Yaşlı kadın cam parçasını alıp avucunun içinde derin bir yarık açtı. Bir kaç kere elini sıkıp açtı. Avucunda toplanan kanı eliyle yere sürerek daire oluşturdu. Büyüyü yapacak kişinin yardımcısı şeytandır. Ve şeytanın kölesi olan da büyücünün kendisidir. Şeytan, yapacağı iş karşılığında büyücüden Yaratıcıyı inkar etmesini, ona şirk koşmasını ister. Kutsal kelimeleri pis yerlere atmasını, ayaklarının altına yazıp harabelik, girilmeyecek yerlerde yürümesini ister. Yaratanı aşağılamak amacıyla bunları yaptırır. Ve bunun karşılığında hoşnut olur sevinir ve büyücünün isteğini yerine getirir. Eski dönemlerde cadılıkla suçlanan kadınlar yakılarak öldürülürlerdi. Böylece onunla beraber gelen şeytanın da yok edildiğine inanılırdı. Kadın dairenin içine ters üçgen çizmeye başladığında zeminde silik olan yerler esrarengiz bir şekilde tamamlanıyordu. Çizdiği şey İbrani Yıldızından farklı olarak semboller ve şekiller içeriyordu. İyi ruhları çağırmak için düzenlenen sistemin tam tersiydi. Buna karabüyü deniyordu. Çizim tamamlandığında keçi kılını alıp dairenin tam merkezine koydu. Bu, üstü kadın, altı erkek, başı da keçi başı olan Baphomet şeytanını simgeliyordu. Daha sonra topraktan biraz alıp dairenin merkezinin üzerine denk gelen üçgenin tepesine koydu. İyi ruhların çağırılmak istendiği ayinlerde toprak alttaki üçgenin tepesine koyulurdu. Toprak olan bedenin ruhu serbest kalıp yeryüzüne yani merkezin üst kısmındaki üçgenin tepesine ulaşıp hava bulurdu. Yaşlı kadının yere çizdiği bu tılsımda ise toprak en tepedeydi ve havaya yer verilmemişti. Bu anlayışa göre her yer karanlık ve ölüm kabul edilmiştir. Kadın daha sonra ipi alıp düğmenin deliğinden geçirip düğmeye doğru bir şeyler okudu. Üfleyip üçgenin alt kısmına yerleştirdi. Tılsım tamamlandığında dizlerinin üzerine oturup gözlerini kapadı.

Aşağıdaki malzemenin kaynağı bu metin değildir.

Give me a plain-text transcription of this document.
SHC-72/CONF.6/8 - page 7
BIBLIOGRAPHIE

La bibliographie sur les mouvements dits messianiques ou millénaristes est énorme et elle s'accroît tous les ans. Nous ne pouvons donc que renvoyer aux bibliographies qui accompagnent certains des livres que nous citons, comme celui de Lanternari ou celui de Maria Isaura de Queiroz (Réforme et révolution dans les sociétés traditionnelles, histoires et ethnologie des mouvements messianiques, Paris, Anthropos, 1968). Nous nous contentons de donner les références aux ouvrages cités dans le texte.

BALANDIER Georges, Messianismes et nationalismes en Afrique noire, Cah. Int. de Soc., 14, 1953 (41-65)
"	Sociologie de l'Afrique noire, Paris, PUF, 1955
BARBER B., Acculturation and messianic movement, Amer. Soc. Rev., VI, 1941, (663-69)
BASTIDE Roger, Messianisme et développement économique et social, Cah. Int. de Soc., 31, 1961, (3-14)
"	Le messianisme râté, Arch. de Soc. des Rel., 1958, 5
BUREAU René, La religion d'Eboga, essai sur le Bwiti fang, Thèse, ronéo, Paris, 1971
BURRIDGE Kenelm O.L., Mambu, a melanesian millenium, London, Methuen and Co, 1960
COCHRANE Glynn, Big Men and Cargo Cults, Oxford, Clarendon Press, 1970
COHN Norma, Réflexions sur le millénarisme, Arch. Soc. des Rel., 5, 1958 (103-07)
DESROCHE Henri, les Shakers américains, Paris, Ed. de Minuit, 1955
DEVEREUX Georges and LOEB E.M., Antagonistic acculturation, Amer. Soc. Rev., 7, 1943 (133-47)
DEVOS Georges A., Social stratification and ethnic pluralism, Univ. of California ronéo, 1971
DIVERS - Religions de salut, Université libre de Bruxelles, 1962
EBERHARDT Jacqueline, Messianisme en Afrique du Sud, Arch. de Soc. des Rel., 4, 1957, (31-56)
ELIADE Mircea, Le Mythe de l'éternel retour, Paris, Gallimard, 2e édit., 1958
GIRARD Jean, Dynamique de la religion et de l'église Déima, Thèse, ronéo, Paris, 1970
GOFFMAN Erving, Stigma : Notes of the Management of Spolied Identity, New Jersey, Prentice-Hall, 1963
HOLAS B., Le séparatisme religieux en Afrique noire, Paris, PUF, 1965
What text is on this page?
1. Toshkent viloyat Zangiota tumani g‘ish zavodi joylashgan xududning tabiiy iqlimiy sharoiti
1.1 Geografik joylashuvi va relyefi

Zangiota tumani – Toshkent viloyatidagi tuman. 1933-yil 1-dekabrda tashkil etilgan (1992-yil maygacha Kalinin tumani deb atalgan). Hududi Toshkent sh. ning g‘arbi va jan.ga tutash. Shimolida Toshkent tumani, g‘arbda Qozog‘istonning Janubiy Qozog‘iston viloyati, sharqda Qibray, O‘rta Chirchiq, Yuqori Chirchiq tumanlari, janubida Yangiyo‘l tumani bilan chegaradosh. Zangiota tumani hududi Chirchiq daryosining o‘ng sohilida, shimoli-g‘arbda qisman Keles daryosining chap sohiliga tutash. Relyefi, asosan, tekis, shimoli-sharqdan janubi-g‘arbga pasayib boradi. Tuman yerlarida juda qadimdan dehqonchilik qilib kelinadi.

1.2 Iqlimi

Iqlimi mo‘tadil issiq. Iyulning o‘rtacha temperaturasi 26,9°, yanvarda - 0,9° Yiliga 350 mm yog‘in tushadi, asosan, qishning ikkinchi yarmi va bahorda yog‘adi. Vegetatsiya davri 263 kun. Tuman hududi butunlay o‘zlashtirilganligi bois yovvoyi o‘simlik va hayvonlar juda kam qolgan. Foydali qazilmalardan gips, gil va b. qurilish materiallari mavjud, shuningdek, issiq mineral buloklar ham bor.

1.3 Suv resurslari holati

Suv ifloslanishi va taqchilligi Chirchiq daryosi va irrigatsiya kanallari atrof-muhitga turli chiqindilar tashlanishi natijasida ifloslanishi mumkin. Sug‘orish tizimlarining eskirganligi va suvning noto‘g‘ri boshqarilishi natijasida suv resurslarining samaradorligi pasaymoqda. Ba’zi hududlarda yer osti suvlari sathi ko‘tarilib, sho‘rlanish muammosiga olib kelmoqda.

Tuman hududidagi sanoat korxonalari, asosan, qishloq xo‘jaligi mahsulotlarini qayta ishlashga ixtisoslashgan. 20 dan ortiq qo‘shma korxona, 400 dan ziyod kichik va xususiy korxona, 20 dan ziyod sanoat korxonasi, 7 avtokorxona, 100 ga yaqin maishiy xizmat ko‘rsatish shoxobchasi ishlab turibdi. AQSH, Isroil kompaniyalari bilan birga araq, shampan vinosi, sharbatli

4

Hastanenin bahçesinde kulübelerinde duran köpekler birden bir şeyin farkına varmışcasına havlamaya başladılar. Dişlerini gösterip kızıyorlar, zincirlerinden kurtulmaya çalışıyorlardı. Farklı biçimde esen bir rüzgar bahçenin otlarını dövüyordu. Havlayan köpekler bir müddet sonra havlamayı bırakıp ulumaya başlamışlardı. Sanki birine selam veriyorlar ve itaat ediyorlar gibiydi. Ya da bu, köpeklerin dilinde can bulmuş değişmeyen korkunun sesli ifadesiydi. Gecenin ortasına birden kapkaranlık bir sis çöküvermişti. Mistik bir gücün yaklaştığını ilk köpekler anlamışsa da şimdi yerde yatan cansız bedenleri bahçeyi şeytan için hazırlayan şeytanın oğullarının hediyesiydi.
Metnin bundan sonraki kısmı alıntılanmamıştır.